The Haymarket martyrs’ cause was taken up by the newly formed Socialist International, which among its first orders of business designated May Day as a day of remembrance and called for its establishment as a workers’ holiday the world over. In one country after another, workers’ movements pushed employers and governments to recognize May 1 as a paid holiday and to establish the eight-hour workday as the standard. At times, the May 1 movement was met with bloody repression. In some places, it took a general strike to win the holiday and the eight-hour workday.
In the US, Labor Day in September was viewed as a safe alternative, a non-radical day of rest for workers, untainted with association with anarchism, socialism, and the Haymarket bombing. It took another half-century before the eight-hour day was made the standard workday in the United States with passage of the Fair Labor Standards Act in 1938.

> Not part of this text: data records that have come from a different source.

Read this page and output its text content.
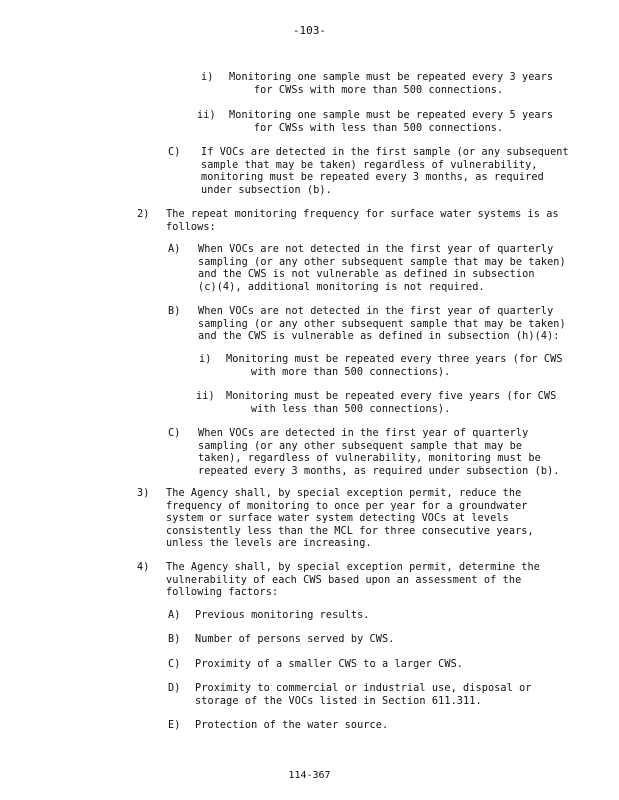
-103-
i) Monitoring one sample must be repeated every 3 years
for CWSs with more than 500 connections.
ii) Monitoring one sample must be repeated every 5 years
for CWSs with less than 500 connections.
C) If VOCs are detected in the first sample (or any subsequent
sample that may be taken) regardless of vulnerability,
monitoring must be repeated every 3 months, as required
under subsection (b).
2) The repeat monitoring frequency for surface water systems is as
follows:
A) When VOCs are not detected in the first year of quarterly
sampling (or any other subsequent sample that may be taken)
and the CWS is not vulnerable as defined in subsection
(c)(4), additional monitoring is not required.
B) When VOCs are not detected in the first year of quarterly
sampling (or any other subsequent sample that may be taken)
and the CWS is vulnerable as defined in subsection (h)(4):
i) Monitoring must be repeated every three years (for CWS
with more than 500 connections).
ii) Monitoring must be repeated every five years (for CWS
with less than 500 connections).
C) When VOCs are detected in the first year of quarterly
sampling (or any other subsequent sample that may be
taken), regardless of vulnerability, monitoring must be
repeated every 3 months, as required under subsection (b).
3) The Agency shall, by special exception permit, reduce the
frequency of monitoring to once per year for a groundwater
system or surface water system detecting VOCs at levels
consistently less than the MCL for three consecutive years,
unless the levels are increasing.
4) The Agency shall, by special exception permit, determine the
vulnerability of each CWS based upon an assessment of the
following factors:
A) Previous monitoring results.
B) Number of persons served by CWS.
C) Proximity of a smaller CWS to a larger CWS.
D) Proximity to commercial or industrial use, disposal or
storage of the VOCs listed in Section 611.311.
E) Protection of the water source.
114-367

Today, International Workers Day, or Labor Day as it is simply called in many places, is celebrated in close to 100 countries. Despite May Day’s lack of official recognition in the United States, the idea has been making a surprising comeback against traditional Cold War–era disapproval over the past few years. As a new generation becomes radicalized by the continuing failure of neoliberal capitalism to offer a viable future, perhaps the egalitarian ideas behind May Day will resonate with young people fighting against systemic racism, economic inequality and climate change, and for a better world.